But it was unclear whether Boehner would cast a vote for McCarthy to succeed him in what is likely to be his final vote in his nearly 25-year-long congressional career. Speakers tend not to cast floor votes except on high-profile matters or on particularly close votes. And McCarthy has had to battle the notion that he would represent a continuation of Boehner’s style and policy as speaker.
McCarthy has taken steps to distance himself from Boehner since the succession race began — for instance, by telling Fox News host Sean Hannity that Boehner deserves a “B-minus” for speakership. Boehner brushed that off at a Wednesday news conference: “I’m not into grading people, and the gentleman from California has got his opinion. I’m sure others have higher opinions and lower opinions.”
Spokeswoman Emily Schillinger said Thursday in response to a Washington Post inquiry that Boehner will vote for McCarthy both in Thursday’s party vote and in the floor vote, scheduled for one day before Boehner’s resignation.

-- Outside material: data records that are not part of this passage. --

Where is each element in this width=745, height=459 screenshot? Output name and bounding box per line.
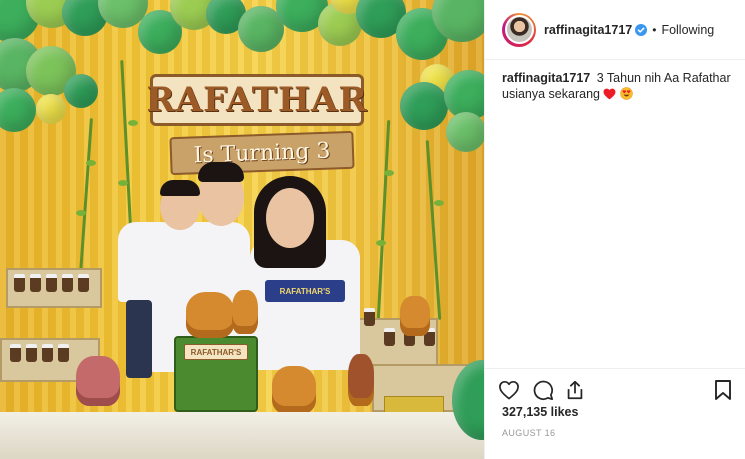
sign-text: RAFATHAR xyxy=(146,80,368,120)
jar xyxy=(14,274,25,292)
cake-label-text: RAFATHAR'S xyxy=(190,347,242,357)
instagram-post: RAFATHAR Is Turning 3 RAFATHAR'S RAFATHA… xyxy=(0,0,745,459)
jar xyxy=(10,344,21,362)
balloon xyxy=(400,82,448,130)
comment-icon[interactable] xyxy=(531,378,555,402)
shirt-print-text: RAFATHAR'S xyxy=(279,286,331,296)
heart-icon[interactable] xyxy=(497,378,521,402)
leaf xyxy=(376,240,386,246)
child-legs xyxy=(126,300,152,378)
separator-dot: • xyxy=(652,22,657,37)
party-table xyxy=(0,412,484,459)
heart-emoji xyxy=(603,88,616,104)
balloon xyxy=(64,74,98,108)
leaf xyxy=(118,180,128,186)
lion-figure xyxy=(186,292,234,338)
post-header: raffinagita1717 • Following xyxy=(485,0,745,60)
shirt-print: RAFATHAR'S xyxy=(265,280,345,302)
ribbon-banner: Is Turning 3 xyxy=(169,130,355,176)
leaf xyxy=(86,160,96,166)
jar xyxy=(58,344,69,362)
cake-label: RAFATHAR'S xyxy=(184,344,248,360)
jar xyxy=(46,274,57,292)
caption-text-line2: usianya sekarang xyxy=(502,87,600,101)
lion-figure xyxy=(400,296,430,336)
balloon xyxy=(446,112,484,152)
post-caption: raffinagita1717 3 Tahun nih Aa Rafathar … xyxy=(502,70,732,104)
child-hair xyxy=(160,180,200,196)
leaf xyxy=(76,210,86,216)
mother-head xyxy=(266,188,314,248)
share-icon[interactable] xyxy=(563,378,587,402)
name-sign: RAFATHAR xyxy=(146,74,367,126)
story-ring[interactable] xyxy=(502,12,536,47)
following-button[interactable]: Following xyxy=(661,23,714,37)
jar xyxy=(78,274,89,292)
lion-figure xyxy=(272,366,316,414)
birthday-cake: RAFATHAR'S xyxy=(174,336,258,412)
leaf xyxy=(128,120,138,126)
caption-text-line1: 3 Tahun nih Aa Rafathar xyxy=(596,71,731,85)
like-count[interactable]: 327,135 likes xyxy=(502,405,578,419)
leaf xyxy=(434,200,444,206)
heart-eyes-emoji xyxy=(620,87,633,104)
post-photo[interactable]: RAFATHAR Is Turning 3 RAFATHAR'S RAFATHA… xyxy=(0,0,484,459)
child-shirt xyxy=(118,222,180,302)
post-side-panel: raffinagita1717 • Following raffinagita1… xyxy=(484,0,745,459)
balloon xyxy=(36,94,66,124)
caption-username[interactable]: raffinagita1717 xyxy=(502,71,590,85)
action-bar xyxy=(485,368,745,410)
jar xyxy=(30,274,41,292)
lion-figure xyxy=(232,290,258,334)
lion-figure xyxy=(348,354,374,406)
jar xyxy=(384,328,395,346)
verified-badge-icon xyxy=(635,23,648,36)
jar xyxy=(26,344,37,362)
warthog-figure xyxy=(76,356,120,406)
jar xyxy=(364,308,375,326)
avatar[interactable] xyxy=(504,15,534,44)
jar xyxy=(42,344,53,362)
father-hair xyxy=(198,162,244,182)
bookmark-icon[interactable] xyxy=(711,378,735,402)
leaf xyxy=(384,170,394,176)
post-date[interactable]: AUGUST 16 xyxy=(502,428,555,438)
header-username[interactable]: raffinagita1717 xyxy=(544,23,632,37)
jar xyxy=(62,274,73,292)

That also clarifies the math for the Oct. 30 floor vote. Boehner’s vote makes it likelier that all 247 voting members of the House Republican Conference will cast votes, meaning McCarthy can afford to lose no more than 29 Republicans before falling below the guaranteed winning number of 218.
That winning number, a majority of those present and voting, could fall lower if members are absent or vote “present” on the floor. (For instance, due to absences, Boehner won the speaker’s chair in January with 216 votes.)
The possibility of a split GOP increased Wednesday after the hard-line conservative House Freedom Caucus, comprised of roughly 40 lawmakers, announced it was endorsing Rep. Daniel Webster (R-Fla.) in Thursday’s party vote.